In no world is it excusable to have your ostensible competitor sign your binaries or certificates. They can make all the excuses they want, but it doesn't dissolve their incompetence, and shows they are unfit for running such a user-critical business.
No third party signed their certificates. Just a contracted employee who worked for Tesonet typed in his company name instead of ProtonVPN. That's just the Android keystore, nothing else. Google supports keystore rotation only starting with Android 9.
It's actually not even a contracted employee actually. It was a Proton employee who in 2016 was getting payroll through another company before we had our own corporate entity. Keystore rotation is still not yet available yet in Android, so the old key (which we solely control) can't be changed or modified. Android actually also hashes with the certificate metadata so even that can't be edited separately.
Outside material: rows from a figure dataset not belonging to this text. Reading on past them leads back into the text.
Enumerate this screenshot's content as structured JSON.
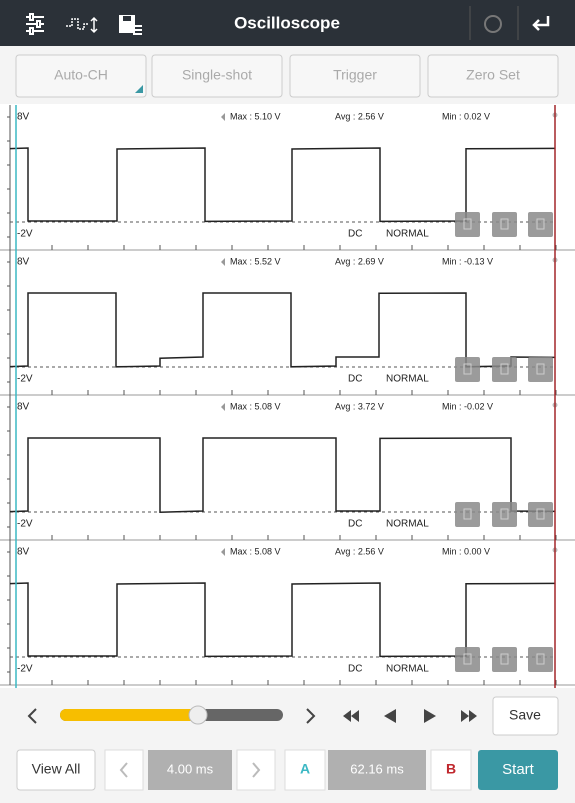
{
  "header": {
    "title": "Oscilloscope"
  },
  "toolbar": {
    "buttons": [
      "Auto-CH",
      "Single-shot",
      "Trigger",
      "Zero Set"
    ]
  },
  "panels": [
    {
      "top_label": "8V",
      "bottom_label": "-2V",
      "max": "Max : 5.10 V",
      "avg": "Avg : 2.56 V",
      "min": "Min : 0.02 V",
      "coupling": "DC",
      "mode": "NORMAL"
    },
    {
      "top_label": "8V",
      "bottom_label": "-2V",
      "max": "Max : 5.52 V",
      "avg": "Avg : 2.69 V",
      "min": "Min : -0.13 V",
      "coupling": "DC",
      "mode": "NORMAL"
    },
    {
      "top_label": "8V",
      "bottom_label": "-2V",
      "max": "Max : 5.08 V",
      "avg": "Avg : 3.72 V",
      "min": "Min : -0.02 V",
      "coupling": "DC",
      "mode": "NORMAL"
    },
    {
      "top_label": "8V",
      "bottom_label": "-2V",
      "max": "Max : 5.08 V",
      "avg": "Avg : 2.56 V",
      "min": "Min : 0.00 V",
      "coupling": "DC",
      "mode": "NORMAL"
    }
  ],
  "controls": {
    "save": "Save"
  },
  "footer": {
    "view_all": "View All",
    "time_div": "4.00 ms",
    "cursor_a": "A",
    "delta": "62.16 ms",
    "cursor_b": "B",
    "start": "Start"
  }
}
On principle I am not impressed with what happened and I think it's very sloppy. After the Lavabit fiasco we have to be extra scrutinuous about the leadership in privacy-oriented companies. That said, I still have a few accounts with Protonmail and I think the service itself is pretty good.
There's a couple ways to look at this.
On one hand, there's an anonymous website and hundreds of Twitter bots pushing a story that is demonstratively false (just check public records).
Then, on the other hand, you have Mozilla and the EU (which has access to all European corporate records) vouching for Proton (since they partially fund Proton). We also operate in a highly transparent way, so all information debunking this is actually in public record, details here: https://protonvpn.com/blog/is-protonvpn-trustworthy/
Proton definitely has an office and subsidiary in Vilnius, it's not a secret because it's on Instagram: https://www.instagram.com/p/BxMz62oHb6K/ The office is inside a 30 storey building, so it is not surprising the address is shared with quite a few other companies. But that doesn't mean Proton on a whole is based in Vilnius.
The people spreading the false information are also falsely implying that Proton's subsidiary controls the Swiss parent company, which is never the case as it's always the other way around (parent controls the subsidiary). And its super easy to disprove because unlike most companies in the VPN space, the directors of Proton's Swiss parent company are in public record, and are all well known people who have been in the public eye for years (e.g. at TED: https://www.ted.com/talks/andy_yen_think_your_email_s_privat...)
Can you explain how Mozilla entering into a partnership is the same as vouching? Did they do any particular vetting or analysis, or was this just a marketing partnership?
Quoting from the blog post:
"We therefore set out to conduct a thorough evaluation of a long list of market-leading VPN services. Our team looked closely at a wide variety of factors, ranging from the design and implementation of each VPN service and its accompanying software, to the security of the vendor’s own network and internal systems. We examined each vendors’ privacy and data retention policies to ensure they logged as little user data as possible. And we considered numerous other factors, including local privacy laws, company track record, transparency, and quality of support."
It was quite intensive, with on site visits to our office in Geneva and discussions with Mozilla technical leadership.